The premiere of Merlin received generally mixed reviews. Sam Wollaston of The Guardian was optimistic towards the programme, despite the violent content. He wrote that "Morgan is a very likable young Merlin" and the show "looks splendid — colourful, exciting, and yes, magic". Daniel Martin of the same paper felt that the series had potential, though "The Dragon's Call" had "awful dialogue" and was "a flimsy caper memorable only for centring around the wonderful big-eyed Eve Myles". The Hollywood Reporter reviewer Randee Dawn felt that it would "hurt [the] eyes" of those who were familiar with the Arthurian legends, but "for those new to the legend, this is a fresh, and delightfully color-blind, approach to the tale". Alessandra Stanley, reviewing for The New York Times, was pleased with the diversity of the cast and the chemistry between Morgan and James, though she felt it "would be better if its creators had taken more liberties and shown more imagination in coloring in the background of their young hero's world".

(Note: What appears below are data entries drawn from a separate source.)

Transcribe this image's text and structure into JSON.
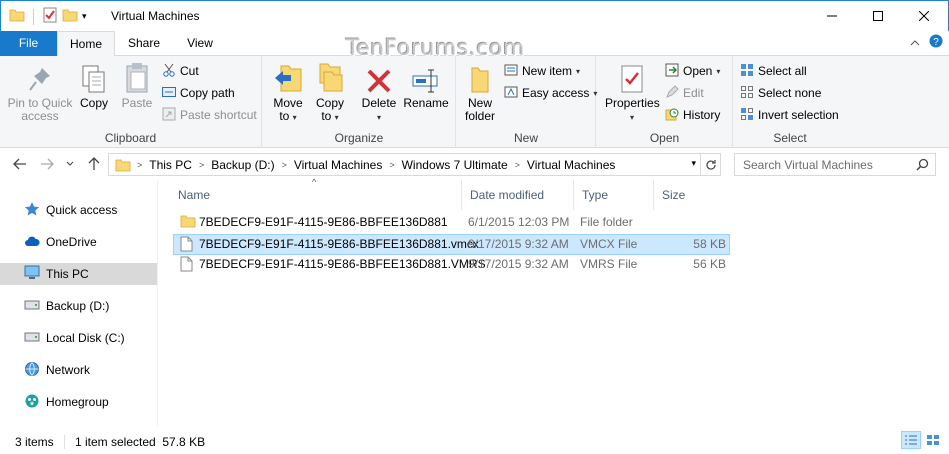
{
  "window": {
    "title": "Virtual Machines",
    "watermark": "TenForums.com"
  },
  "tabs": {
    "file": "File",
    "home": "Home",
    "share": "Share",
    "view": "View"
  },
  "ribbon": {
    "clipboard": {
      "label": "Clipboard",
      "pin_line1": "Pin to Quick",
      "pin_line2": "access",
      "copy": "Copy",
      "paste": "Paste",
      "cut": "Cut",
      "copy_path": "Copy path",
      "paste_shortcut": "Paste shortcut"
    },
    "organize": {
      "label": "Organize",
      "move_line1": "Move",
      "move_line2": "to",
      "copy_line1": "Copy",
      "copy_line2": "to",
      "delete": "Delete",
      "rename": "Rename"
    },
    "new": {
      "label": "New",
      "new_folder_line1": "New",
      "new_folder_line2": "folder",
      "new_item": "New item",
      "easy_access": "Easy access"
    },
    "open": {
      "label": "Open",
      "properties": "Properties",
      "open": "Open",
      "edit": "Edit",
      "history": "History"
    },
    "select": {
      "label": "Select",
      "select_all": "Select all",
      "select_none": "Select none",
      "invert": "Invert selection"
    }
  },
  "address": {
    "crumbs": [
      "This PC",
      "Backup (D:)",
      "Virtual Machines",
      "Windows 7 Ultimate",
      "Virtual Machines"
    ],
    "search_placeholder": "Search Virtual Machines"
  },
  "navpane": {
    "items": [
      {
        "label": "Quick access",
        "icon": "star-icon"
      },
      {
        "label": "OneDrive",
        "icon": "cloud-icon"
      },
      {
        "label": "This PC",
        "icon": "computer-icon"
      },
      {
        "label": "Backup (D:)",
        "icon": "drive-icon"
      },
      {
        "label": "Local Disk (C:)",
        "icon": "drive-icon"
      },
      {
        "label": "Network",
        "icon": "network-icon"
      },
      {
        "label": "Homegroup",
        "icon": "homegroup-icon"
      }
    ]
  },
  "filelist": {
    "columns": [
      "Name",
      "Date modified",
      "Type",
      "Size"
    ],
    "rows": [
      {
        "name": "7BEDECF9-E91F-4115-9E86-BBFEE136D881",
        "date": "6/1/2015 12:03 PM",
        "type": "File folder",
        "size": "",
        "icon": "folder-icon"
      },
      {
        "name": "7BEDECF9-E91F-4115-9E86-BBFEE136D881.vmcx",
        "date": "9/17/2015 9:32 AM",
        "type": "VMCX File",
        "size": "58 KB",
        "icon": "file-icon"
      },
      {
        "name": "7BEDECF9-E91F-4115-9E86-BBFEE136D881.VMRS",
        "date": "9/17/2015 9:32 AM",
        "type": "VMRS File",
        "size": "56 KB",
        "icon": "file-icon"
      }
    ]
  },
  "status": {
    "count": "3 items",
    "selected": "1 item selected  57.8 KB"
  },
  "colors": {
    "accent": "#1979ca",
    "selection": "#cce8ff",
    "folder": "#f8d775"
  }
}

Metro gave the episode three out of five stars, writing that "Colin Morgan makes a likeable boy wizard but there’s a bit too much formula – and not in the magical sense". The review described the episode as a "test of patience" due to Merlin's inability to use magic and the "hideously jaunty, distinctly non-medieval soundtrack". Tom Shales of The Washington Post criticised the "sluggish pace" of the premiere, noting that the episode was only "brightened" by the dragon, though similar creatures were common in the genre and it "lacks personality as well as panache". Shales felt that the series took "the stuff of legend and imagination and makes it dry and commonplace". Den of Geek reviewer Mark Pickavance felt that the episode was "uneven and often very stilted", and failed at introducing both the characters and telling the story of the first meeting of Arthur and Merlin. He was displeased with the deviation from established mythology and the lapses in logic. The Timess AA Gill described Merlin as "bland", writing that it was for "a large untapped audience that yearns for Abercrombie & Fitch drama". Hermione Eyre of The Independent called it "horrible", disliking the "modern" feeling, the "awful" make-up, and commented that "Guinevere looks like a supply teacher".